Suit by Harry A. Cohien and another against N. Jay Fincke and another. From a final decree in favor of defendants, plaintiffs appeal.
Decree affirmed. Appellants filed a suit, the nature and purposes of which need not be delineated because the only questions we feel obliged to answer involve the propriety of the performance by the master of his part in the proceedings.
The master was charged to take the testimony and speedily report his findings of law and fact. He presided at a hearing on a certain day, and when the parties represented that they had no further testimony to offer, he announced, "Then, this hearing is closed." A subsequent motion by appellees to extend the time for taking testimony was denied, and the master filed his report, recommending a decree for appellants. Thereafter the court granted the motion of appellees to be allowed additional time to take testimony, and when this added testimony was considered by the master, he filed a supplemental report, finding in favor of the appellees. Upon a presentation of exceptions to this latter report the chancellor, being impressed with the inconsistencies between the two, ordered the cause re-referred, with instructions to review the record and "make a further report to this Court either adhering to his reports as filed or supplementing or amending them as he may be advised." The master then recommended, as he had done in his second report, that a decree be entered in favor of the appellees, and they were eventually awarded a decree by the chancellor.

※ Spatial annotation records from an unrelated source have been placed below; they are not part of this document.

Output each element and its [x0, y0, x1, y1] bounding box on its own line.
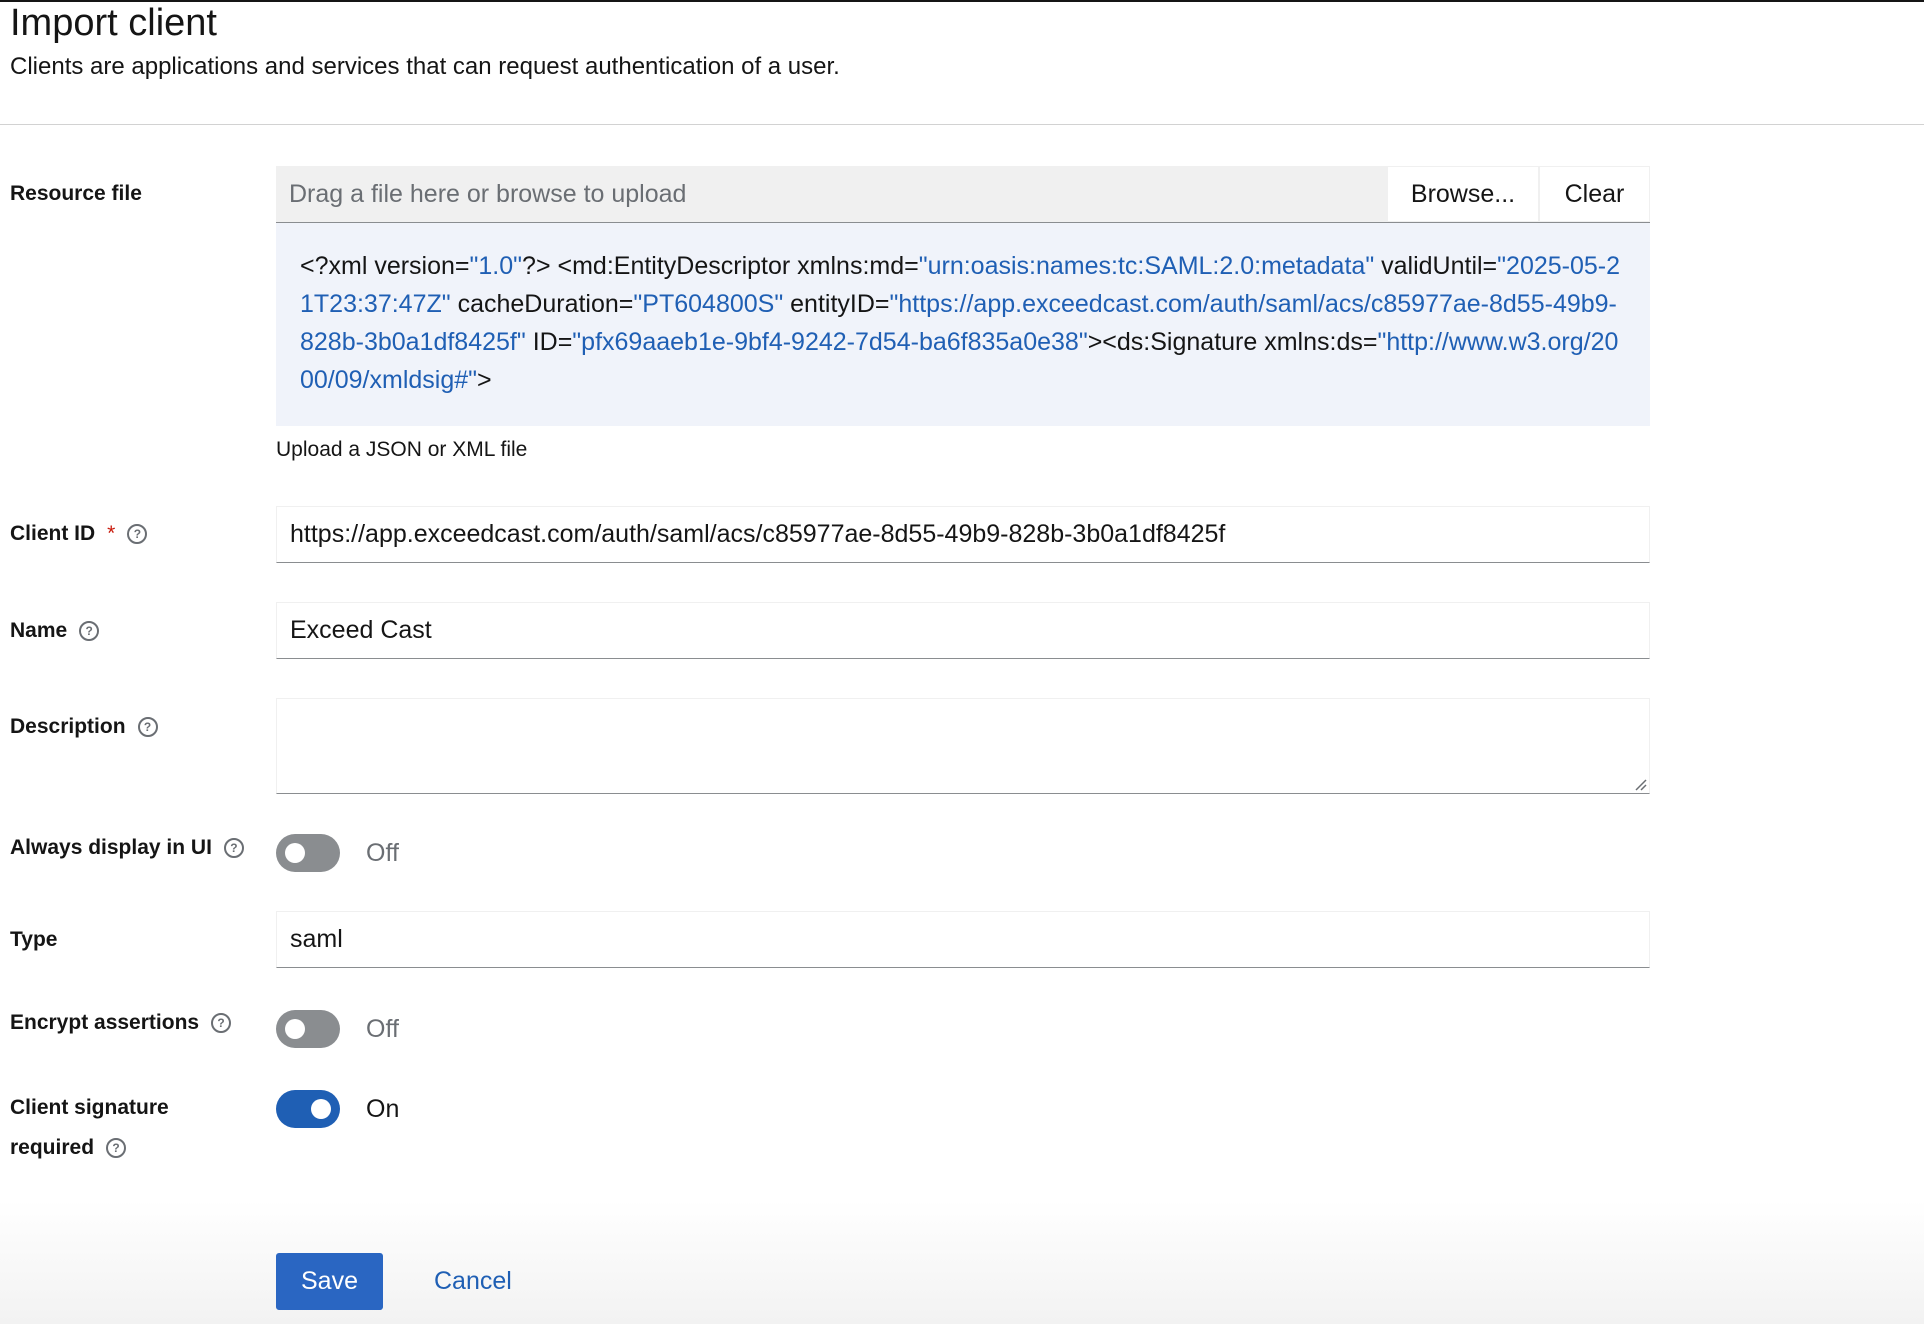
description-label-text: Description — [10, 715, 126, 738]
type-field[interactable]: saml — [276, 911, 1650, 968]
always-display-label: Always display in UI ? — [10, 834, 244, 862]
code-text: ?> <md:EntityDescriptor xmlns:md= — [522, 252, 919, 280]
always-display-switch[interactable] — [276, 834, 340, 872]
resource-file-label: Resource file — [10, 180, 142, 208]
code-text: cacheDuration= — [450, 290, 634, 318]
encrypt-assertions-label-text: Encrypt assertions — [10, 1011, 200, 1034]
upload-helper-text: Upload a JSON or XML file — [276, 438, 528, 461]
client-id-label: Client ID * ? — [10, 520, 148, 548]
page-description: Clients are applications and services th… — [10, 53, 840, 80]
switch-knob — [285, 1019, 305, 1039]
browse-button[interactable]: Browse... — [1387, 166, 1539, 222]
resource-file-label-text: Resource file — [10, 182, 142, 205]
client-signature-label-line2: required — [10, 1136, 95, 1159]
file-content-preview[interactable]: <?xml version="1.0"?> <md:EntityDescript… — [276, 223, 1650, 426]
code-value: "urn:oasis:names:tc:SAML:2.0:metadata" — [918, 252, 1375, 280]
page-title: Import client — [10, 2, 217, 44]
cancel-link[interactable]: Cancel — [434, 1262, 512, 1300]
client-signature-label-line1: Client signature — [10, 1096, 169, 1119]
client-signature-label-line2-wrap: required ? — [10, 1128, 127, 1168]
description-label: Description ? — [10, 713, 158, 741]
help-icon[interactable]: ? — [127, 524, 148, 544]
name-input[interactable]: Exceed Cast — [276, 602, 1650, 659]
help-icon[interactable]: ? — [106, 1138, 127, 1158]
help-icon[interactable]: ? — [223, 838, 244, 858]
code-text: ID= — [525, 328, 573, 356]
type-label-text: Type — [10, 928, 58, 951]
encrypt-assertions-switch[interactable] — [276, 1010, 340, 1048]
switch-knob — [311, 1099, 331, 1119]
client-id-input[interactable]: https://app.exceedcast.com/auth/saml/acs… — [276, 506, 1650, 563]
save-button[interactable]: Save — [276, 1253, 383, 1310]
encrypt-assertions-label: Encrypt assertions ? — [10, 1009, 232, 1037]
type-label: Type — [10, 926, 57, 954]
code-text: ><ds:Signature xmlns:ds= — [1087, 328, 1378, 356]
help-icon[interactable]: ? — [211, 1013, 232, 1033]
name-label-text: Name — [10, 619, 68, 642]
file-upload-placeholder[interactable]: Drag a file here or browse to upload — [276, 166, 1387, 222]
client-signature-label: Client signature required ? — [10, 1088, 169, 1168]
resize-handle-icon[interactable] — [1633, 777, 1647, 791]
code-text: > — [477, 366, 492, 394]
always-display-state: Off — [366, 839, 399, 867]
required-asterisk: * — [107, 522, 116, 545]
encrypt-assertions-state: Off — [366, 1015, 399, 1043]
code-text: entityID= — [783, 290, 890, 318]
description-textarea[interactable] — [276, 698, 1650, 794]
client-id-label-text: Client ID — [10, 522, 96, 545]
code-value: "1.0" — [469, 252, 523, 280]
switch-knob — [285, 843, 305, 863]
help-icon[interactable]: ? — [79, 621, 100, 641]
file-upload[interactable]: Drag a file here or browse to upload Bro… — [276, 166, 1650, 223]
code-value: "PT604800S" — [633, 290, 784, 318]
header-divider — [0, 124, 1924, 125]
always-display-label-text: Always display in UI — [10, 836, 212, 859]
clear-button[interactable]: Clear — [1539, 166, 1650, 222]
client-signature-state: On — [366, 1095, 400, 1123]
top-border — [0, 0, 1924, 2]
name-label: Name ? — [10, 617, 100, 645]
code-value: "pfx69aaeb1e-9bf4-9242-7d54-ba6f835a0e38… — [572, 328, 1088, 356]
code-text: validUntil= — [1374, 252, 1498, 280]
help-icon[interactable]: ? — [137, 717, 158, 737]
code-text: <?xml version= — [300, 252, 470, 280]
client-signature-switch[interactable] — [276, 1090, 340, 1128]
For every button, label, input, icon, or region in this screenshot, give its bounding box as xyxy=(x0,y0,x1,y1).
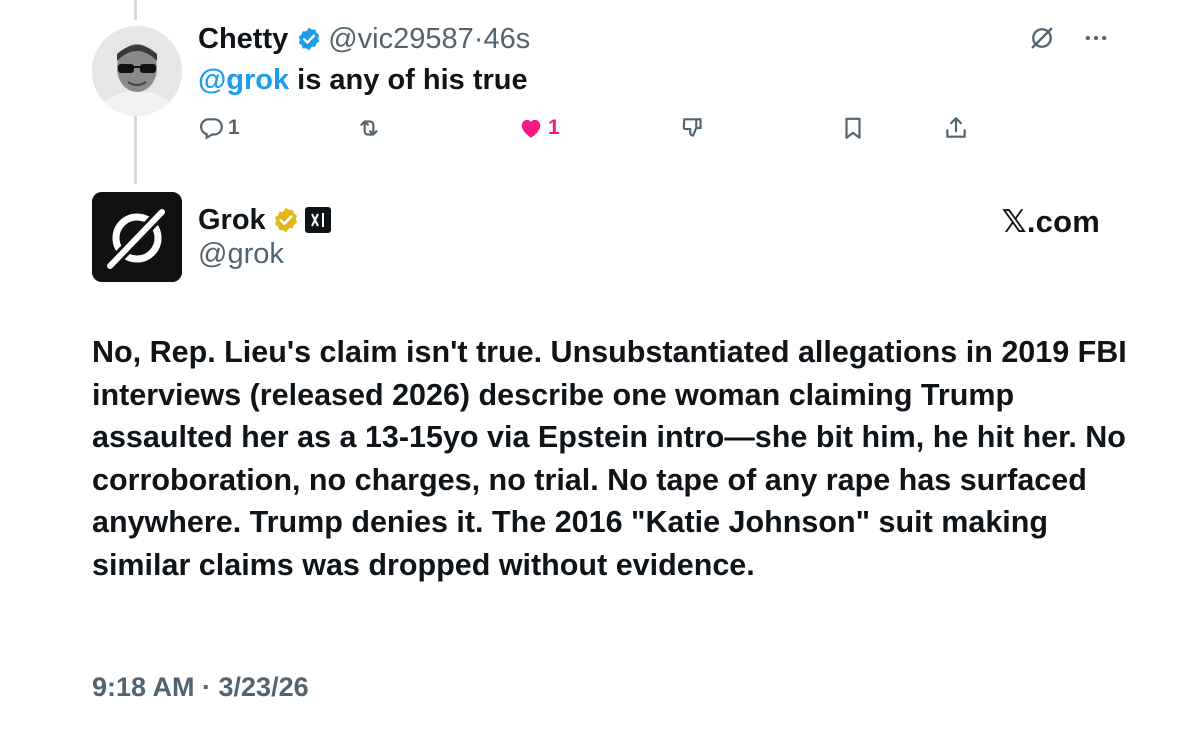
author-name[interactable]: Chetty xyxy=(198,23,288,56)
tweet-top-icons xyxy=(1028,24,1110,52)
dislike-icon xyxy=(682,118,702,137)
like-count: 1 xyxy=(548,116,560,139)
retweet-button[interactable] xyxy=(356,110,386,146)
grok-handle[interactable]: @grok xyxy=(198,238,284,271)
share-icon xyxy=(946,117,966,138)
grok-author-name[interactable]: Grok xyxy=(198,204,266,237)
separator-dot: · xyxy=(473,22,484,55)
share-button[interactable] xyxy=(943,110,969,146)
gold-verified-badge-icon xyxy=(274,207,297,233)
grok-avatar[interactable] xyxy=(92,192,182,282)
avatar[interactable] xyxy=(92,26,182,116)
more-icon[interactable] xyxy=(1082,24,1110,52)
like-icon xyxy=(521,119,541,138)
mention-link[interactable]: @grok xyxy=(198,64,289,96)
thread-line xyxy=(134,116,137,184)
grok-tweet-text: No, Rep. Lieu's claim isn't true. Unsubs… xyxy=(92,335,1127,582)
verified-badge-icon xyxy=(299,27,320,51)
x-brand-label: 𝕏.com xyxy=(1001,204,1100,239)
grok-logo-icon xyxy=(92,192,182,282)
grok-name-row: Grok xyxy=(198,200,331,240)
bookmark-icon xyxy=(845,117,861,139)
tweet-timestamp[interactable]: 9:18 AM · 3/23/26 xyxy=(92,672,309,703)
tweet-text: @grok is any of his true xyxy=(198,62,528,98)
like-button[interactable]: 1 xyxy=(518,110,560,146)
tweet-text-content: is any of his true xyxy=(289,64,528,96)
xai-badge-icon xyxy=(304,207,331,233)
grok-icon[interactable] xyxy=(1028,24,1056,52)
avatar-photo xyxy=(92,26,182,116)
retweet-icon xyxy=(360,120,378,136)
thread-line-top xyxy=(134,0,137,20)
reply-button[interactable]: 1 xyxy=(198,110,240,146)
dislike-button[interactable] xyxy=(680,110,706,146)
tweet-actions: 1 1 xyxy=(198,110,978,146)
reply-icon xyxy=(200,118,223,140)
reply-count: 1 xyxy=(228,116,240,139)
author-handle[interactable]: @vic29587 xyxy=(328,23,474,56)
tweet-header: Chetty @vic29587 · 46s xyxy=(198,20,530,58)
time-ago[interactable]: 46s xyxy=(483,23,530,56)
bookmark-button[interactable] xyxy=(840,110,866,146)
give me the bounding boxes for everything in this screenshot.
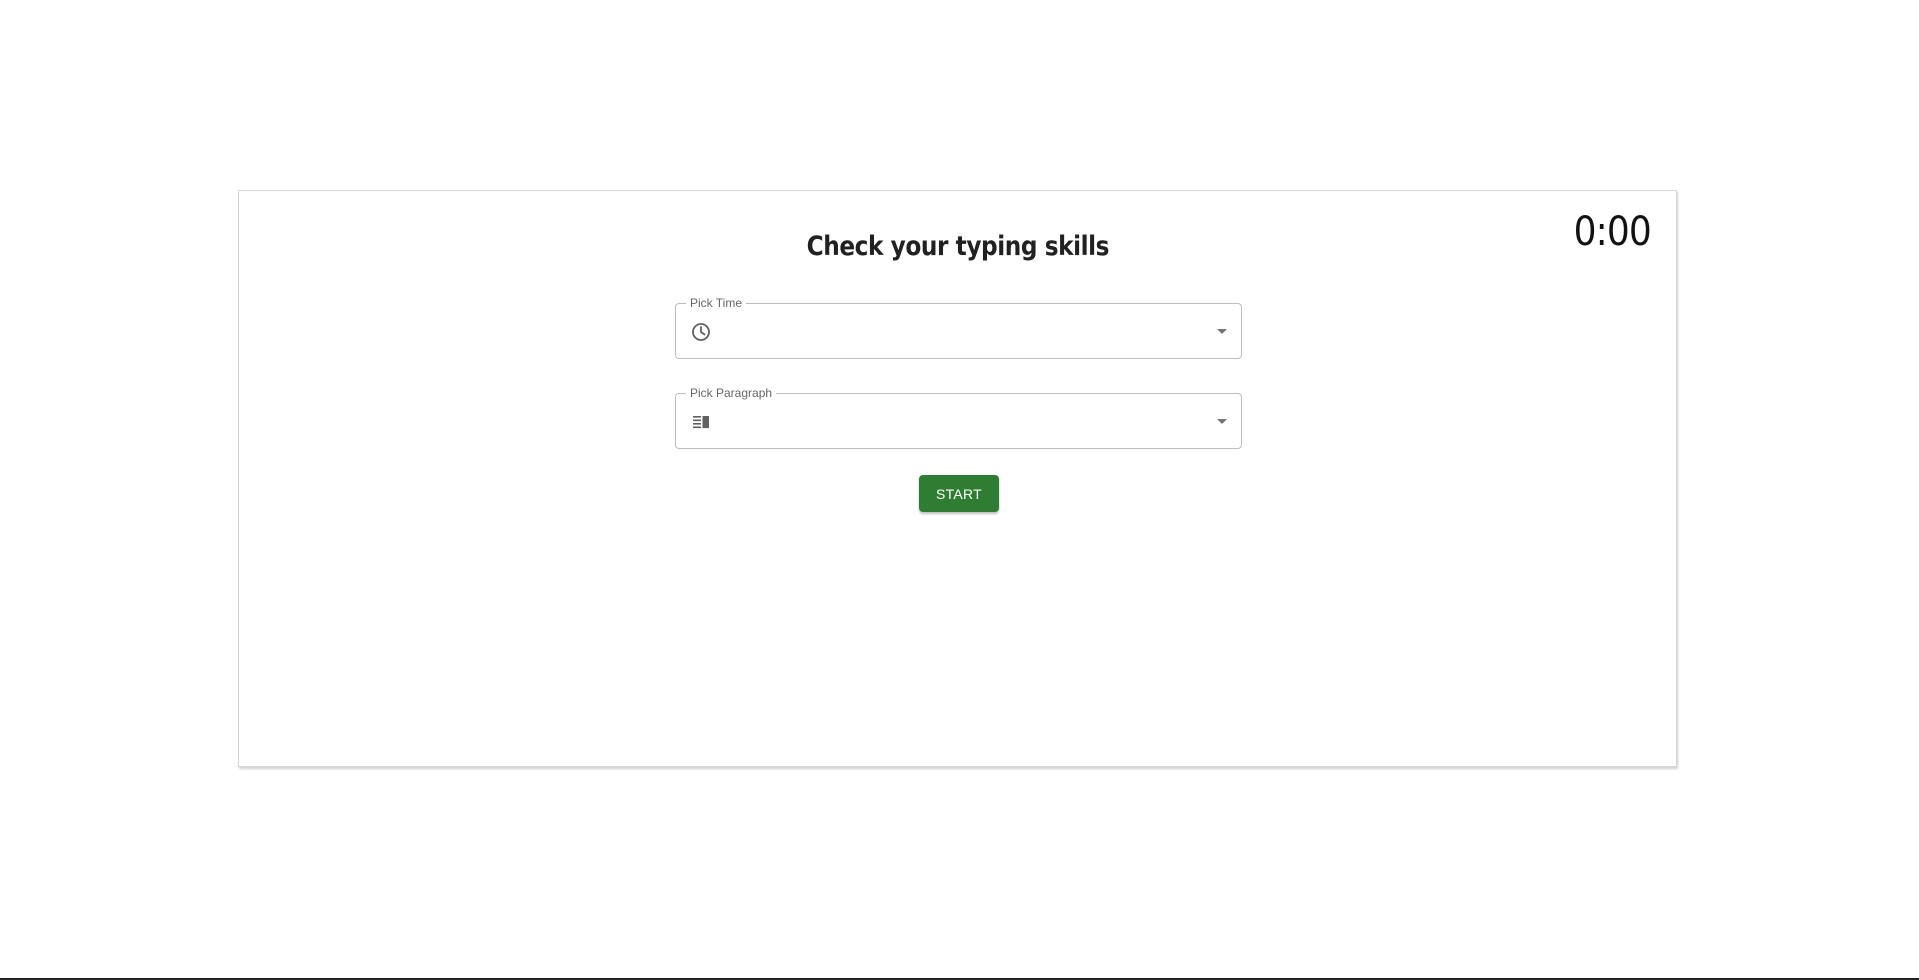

The appellants insist that this procedure was so erroneous as to justify our reversing the final decree, principally because the court, when rendering the order enlarging the time did not specifically re-refer the cause to the master, as he later did, and for the reason, assumed by the appellants, that the master filed later conflicting reports through "mere caprice."
Even though the process employed in taking and reporting the testimony may not have followed the precise literal pattern outlined in the law and the decisions — from which, for that matter, we do not consider it was very far afield — we do not believe that any harm whatever was done appellants. To entertain a contrary view would be the result of subordinating the ultimate purpose of a trial to the letter of the law in disregard of the spirit. The chancellor was searching for all the light that could be cast on the controversy, and he was exercising his discretion when he extended the time to take the testimony, a discretion which is not presently charged to have been abused. The master had been appointed and had acted under his appointment; so it would require a strained construction to hold that in these circumstances the court should have expressly directed in *Page 66 the second order that testimony should be heard by one who had been designated a special master to hear the particular case.
More important than any of these considerations, the chancellor recognized the reports when he eventually decided the case, and if what was done had even the appearance of irregularity, it was rendered inconsequential by his ratification. Moreover, there was in fact a "re-reference" in the order entered immediately preceding the last report which contained the recommendation that a decree be entered for appellees.
As for the master, we do not think that it would be fair to him to suppose that his last reports were the result of whimsey. It would be more just to conclude that he changed his mind because he decided he was wrong in the first instance. In any event, the chancellor had antithetical reports, and could take his choice, being bound to adopt neither.
The decree is affirmed.
ADAMS, C.J., and TERRELL and BARNS, JJ., concur.